Opinion | Why Beijing is letting parts of China’s property sector fail


Per official stats, investment in real estate development plummeted by 11.2 per cent in the first half of 2025, a steeper decline than the 10.6 per cent drop for the entirety of 2024. This casts a shadow on Premier Li Qiang’s optimistic pledge at a July State Council meeting to consolidate and expand the positive momentum of economic recovery.
The worsening state of real estate once again raises questions about whether China’s leadership will – or should – intervene.
The malaise in the sector is hardly news, but its implications remain profound. Leaving aside the impact on fixed-asset investment, the property and construction industries directly employ over 50 million people, a figure that excludes millions more in upstream and downstream industries like construction materials, home decoration and real estate brokerage. The downturn exerts direct pressure on income growth, disproportionately affecting vulnerable groups like migrant workers, who form the backbone of construction labour.

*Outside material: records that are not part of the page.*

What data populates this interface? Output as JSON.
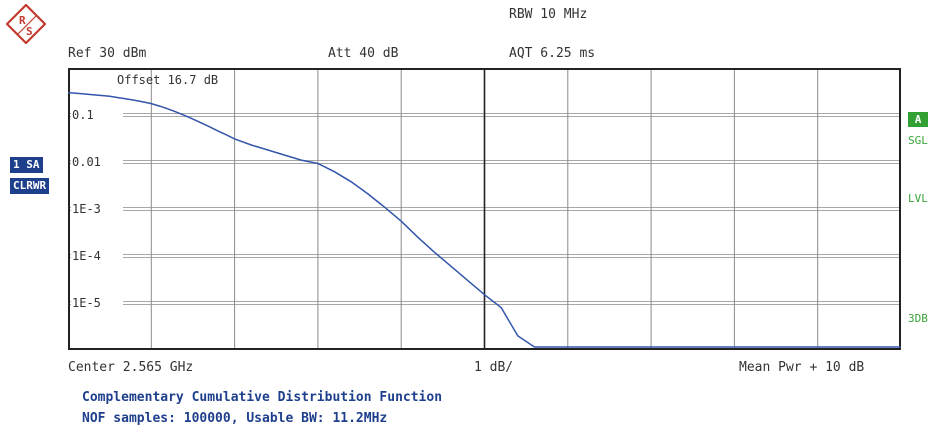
{
  "header": {
    "rbw": "RBW 10 MHz",
    "ref": "Ref  30 dBm",
    "att": "Att  40 dB",
    "aqt": "AQT 6.25 ms"
  },
  "plot": {
    "offset": "Offset  16.7 dB",
    "y_tick_labels": [
      "0.1",
      "0.01",
      "1E-3",
      "1E-4",
      "1E-5"
    ],
    "trace_color": "#3355aa"
  },
  "left_panel": {
    "sa_badge": "1 SA",
    "clrwr_badge": "CLRWR"
  },
  "right_panel": {
    "trace_badge": "A",
    "sgl": "SGL",
    "lvl": "LVL",
    "db3": "3DB"
  },
  "footer": {
    "center": "Center 2.565 GHz",
    "scale": "1 dB/",
    "mean_pwr": "Mean Pwr + 10 dB",
    "title": "Complementary Cumulative Distribution Function",
    "subtitle": "NOF samples: 100000, Usable BW:  11.2MHz"
  },
  "colors": {
    "accent_blue": "#1e3f8c",
    "status_green": "#3aa33a",
    "logo_red": "#c23b2f"
  },
  "icons": {
    "logo": "rohde-schwarz-logo-icon"
  },
  "chart_data": {
    "type": "line",
    "x": [
      0,
      0.1,
      0.2,
      0.3,
      0.4,
      0.5,
      0.6,
      0.7,
      0.8,
      0.9,
      1.0,
      1.1,
      1.2,
      1.3,
      1.4,
      1.5,
      1.6,
      1.7,
      1.8,
      1.9,
      2.0,
      2.2,
      2.4,
      2.6,
      2.8,
      3.0,
      3.2,
      3.4,
      3.6,
      3.8,
      4.0,
      4.2,
      4.4,
      4.6,
      4.8,
      5.0,
      5.2,
      5.4,
      5.6,
      5.8,
      6.0,
      6.2,
      6.4,
      6.6,
      6.8,
      7.0,
      7.2,
      7.4,
      7.6,
      7.8,
      8.0,
      8.2,
      8.4,
      8.6,
      8.8,
      9.0,
      9.2,
      9.4,
      9.6,
      9.8,
      10.0
    ],
    "values": [
      0.3,
      0.29,
      0.28,
      0.27,
      0.26,
      0.25,
      0.235,
      0.22,
      0.205,
      0.19,
      0.175,
      0.155,
      0.135,
      0.115,
      0.098,
      0.082,
      0.068,
      0.056,
      0.046,
      0.038,
      0.031,
      0.023,
      0.018,
      0.014,
      0.011,
      0.0093,
      0.0062,
      0.0038,
      0.0021,
      0.0011,
      0.00055,
      0.00025,
      0.00012,
      6e-05,
      3e-05,
      1.5e-05,
      8e-06,
      2e-06,
      5e-07,
      5e-07,
      5e-07,
      5e-07,
      5e-07,
      5e-07,
      5e-07,
      5e-07,
      5e-07,
      5e-07,
      5e-07,
      5e-07,
      5e-07,
      5e-07,
      5e-07,
      5e-07,
      5e-07,
      5e-07,
      5e-07,
      5e-07,
      5e-07,
      5e-07,
      5e-07
    ],
    "xlim": [
      0,
      10
    ],
    "ylim_log10": [
      -6,
      0
    ],
    "yscale": "log",
    "grid": true
  }
}
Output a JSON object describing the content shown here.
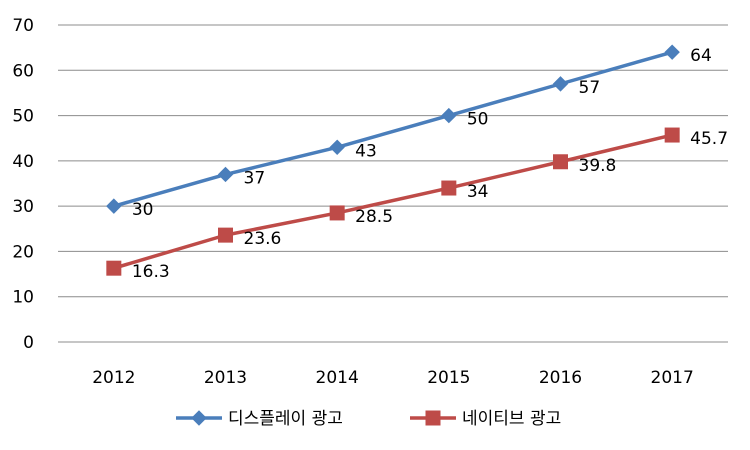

It also strikes at the heart of China’s macroeconomic challenges. Land sales have dried up, creating gaping fiscal shortfalls across provinces. Liquidity-starved developers are struggling to repay loans, feeding a rise in non-performing assets across China’s financial system. Perhaps most critically, with around 70 per cent of household assets tied up in real estate, falling home values weigh heavily on consumption and confidence.
The slowdown has even affected global commodity markets. China’s property sector accounts for a quarter of its steel demand. As demand contracts, producers are forced to push excess output overseas, compounding international concerns about Chinese overcapacity.